Even as I explain it, I realize I’m not doing it justice. Not the day. Not Lulu. I’m not telling the whole story, either, because there are things I just don’t know how to explain. Like how when Lulu bribed Jacques to give us that ride on the canal, it wasn’t her generosity that got to me. I never told her I’d grown up on a boat, or that I was one day away from signing it all away. But she seemed to know. How did she know? How do I explain that?
When I’m done with my story, I’m unsure if I’ve made any sense. But I feel better somehow. “So,” I say to Broodje. “Now what?”
Broodje sniffs the air. The smell of the sauce has infiltrated the entire house. “Sauce is ready. Now we eat.”
Twelve
“I’ve been thinking,” Ana Lucia says. It’s sleeting outside but it’s toasty in her dorm, with our little feast of Thai food on her bed.
“Always dangerous words,” I joke.
She throws a sachet of duck sauce at me. “I’ve been thinking about Christmas. I know you don’t really celebrate it, but maybe you should come with me to Switzerland next month. So you’re among family.”
“I didn’t realize I had relatives in Switzerland,” I tease, popping a spring roll in my mouth.
“I meant my family.” She looks at me, her eyes uncomfortably intense. “They want to meet you.”
Ana Lucia belongs to a sprawling Spanish clan, the heirs to a shipping company that was sold to the Chinese before the recession crippled their economy. She has endless relatives, siblings and cousins, living all over Europe and the U.S., Mexico, and Argentina, and she speaks to them in a kind of round-robin on the phone each night. “You never know what might happen. One day, you might think of them as your family, too.”
I want to say I already have a family, but it hardly seems true anymore. Who’s left? Yael and me. And Uncle Daniel, but he barely counted in the first place. The roll sticks in my throat. I wash it down with a gulp of beer.
“It’s beautiful there,” she adds.
Bram took Yael and me skiing once in Italy. We both stayed huddled in the lodge, freezing. He learned his lesson. The next year we went to Tenerife. “Switzerland’s too cold,” I say.
“And it’s so nice here?” she asks.
Ana Lucia and I have been together for three weeks. Christmas is in six weeks. You don’t need to be W to figure out the math on that one.

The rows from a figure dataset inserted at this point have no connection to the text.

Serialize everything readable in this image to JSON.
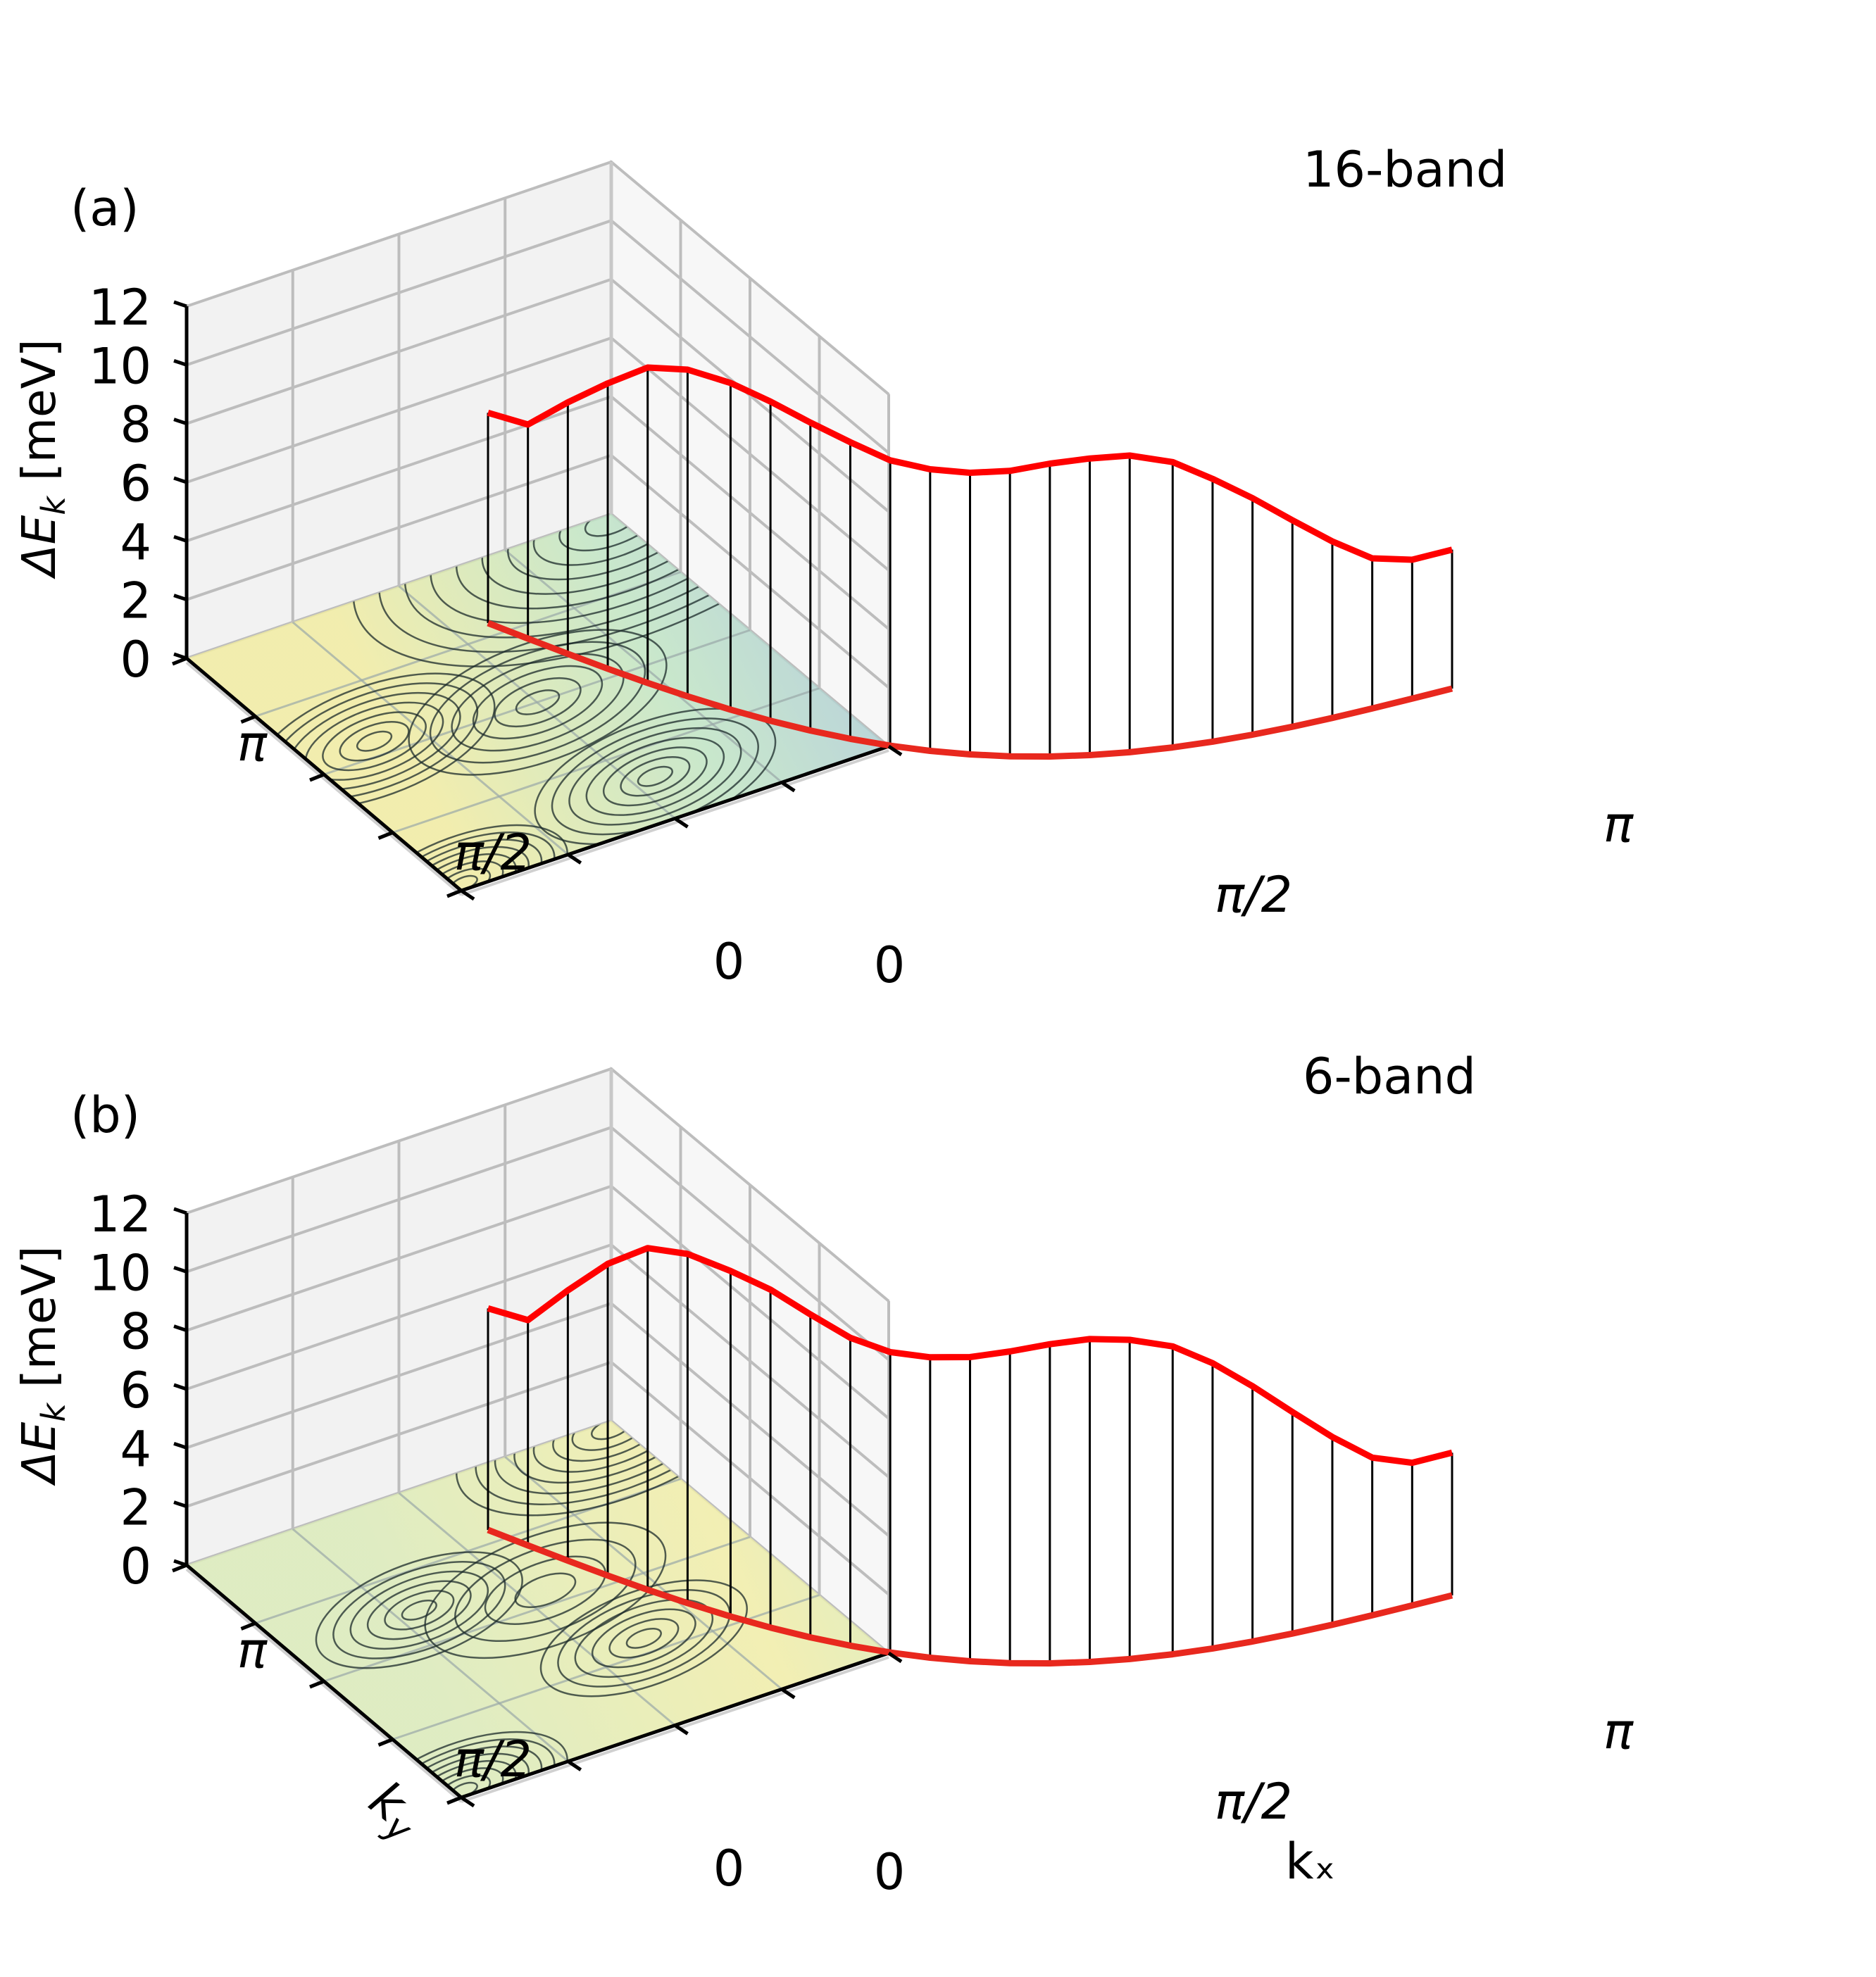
{
  "figure": {
    "panel_count": 2
  },
  "chart_data": [
    {
      "type": "surface3d",
      "panel_label": "(a)",
      "title": "16-band",
      "zlabel_main": "ΔE",
      "zlabel_sub": "k",
      "zlabel_unit": "[meV]",
      "xlabel": "",
      "ylabel": "",
      "xlim": [
        0,
        3.1416
      ],
      "ylim": [
        0,
        3.1416
      ],
      "zlim": [
        0,
        12
      ],
      "z_ticks": [
        "0",
        "2",
        "4",
        "6",
        "8",
        "10",
        "12"
      ],
      "x_ticks": [
        "0",
        "π/2",
        "π"
      ],
      "y_ticks": [
        "0",
        "π/2",
        "π"
      ],
      "floor_colormap": "viridis-like, yellow = high ΔE, dark purple = low ΔE",
      "diagonal_x": [
        0,
        0.13,
        0.26,
        0.39,
        0.52,
        0.65,
        0.79,
        0.92,
        1.05,
        1.18,
        1.31,
        1.44,
        1.57,
        1.7,
        1.83,
        1.96,
        2.09,
        2.23,
        2.36,
        2.49,
        2.62,
        2.75,
        2.88,
        3.01,
        3.14
      ],
      "diagonal_dE": [
        5.6,
        5.7,
        6.7,
        7.6,
        8.4,
        8.7,
        8.7,
        8.5,
        8.2,
        7.9,
        7.6,
        7.5,
        7.5,
        7.6,
        7.8,
        7.9,
        7.9,
        7.6,
        7.0,
        6.3,
        5.5,
        4.7,
        4.0,
        3.7,
        3.7
      ]
    },
    {
      "type": "surface3d",
      "panel_label": "(b)",
      "title": "6-band",
      "zlabel_main": "ΔE",
      "zlabel_sub": "k",
      "zlabel_unit": "[meV]",
      "xlabel": "kₓ",
      "ylabel": "k",
      "ylabel_sub": "y",
      "xlim": [
        0,
        3.1416
      ],
      "ylim": [
        0,
        3.1416
      ],
      "zlim": [
        0,
        12
      ],
      "z_ticks": [
        "0",
        "2",
        "4",
        "6",
        "8",
        "10",
        "12"
      ],
      "x_ticks": [
        "0",
        "π/2",
        "π"
      ],
      "y_ticks": [
        "0",
        "π/2",
        "π"
      ],
      "floor_colormap": "viridis-like, yellow = high ΔE, dark purple = low ΔE",
      "diagonal_x": [
        0,
        0.13,
        0.26,
        0.39,
        0.52,
        0.65,
        0.79,
        0.92,
        1.05,
        1.18,
        1.31,
        1.44,
        1.57,
        1.7,
        1.83,
        1.96,
        2.09,
        2.23,
        2.36,
        2.49,
        2.62,
        2.75,
        2.88,
        3.01,
        3.14
      ],
      "diagonal_dE": [
        5.9,
        6.0,
        7.2,
        8.3,
        9.1,
        9.3,
        9.2,
        9.0,
        8.6,
        8.2,
        8.0,
        8.0,
        8.1,
        8.3,
        8.5,
        8.6,
        8.5,
        8.2,
        7.6,
        6.8,
        5.9,
        5.0,
        4.2,
        3.8,
        3.8
      ]
    }
  ]
}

When I don’t answer, Ana Lucia says, “Or maybe you want me to go, so you can have someone else keep you warm?” Just like that, her tone changes, and the suspicion that I now realize has been lurking outside all along comes rushing in.
The next afternoon, when I head back to Bloemstraat, I find the boys at the table, papers sprawled out all over the place. Broodje looks up wearing the expression of a guilty dog who stole the dinner.
“I’m sorry,” he says straightaway.
“About what?” I ask.
“I may have told them a little bit about our conversation,” he stammers. “About what you said.”
“It wasn’t much of a surprise,” W says. “It was obvious something has been wrong since you came back. And I knew that scar wasn’t from a bicycle accident. It doesn’t look like something you’d get from a fall.”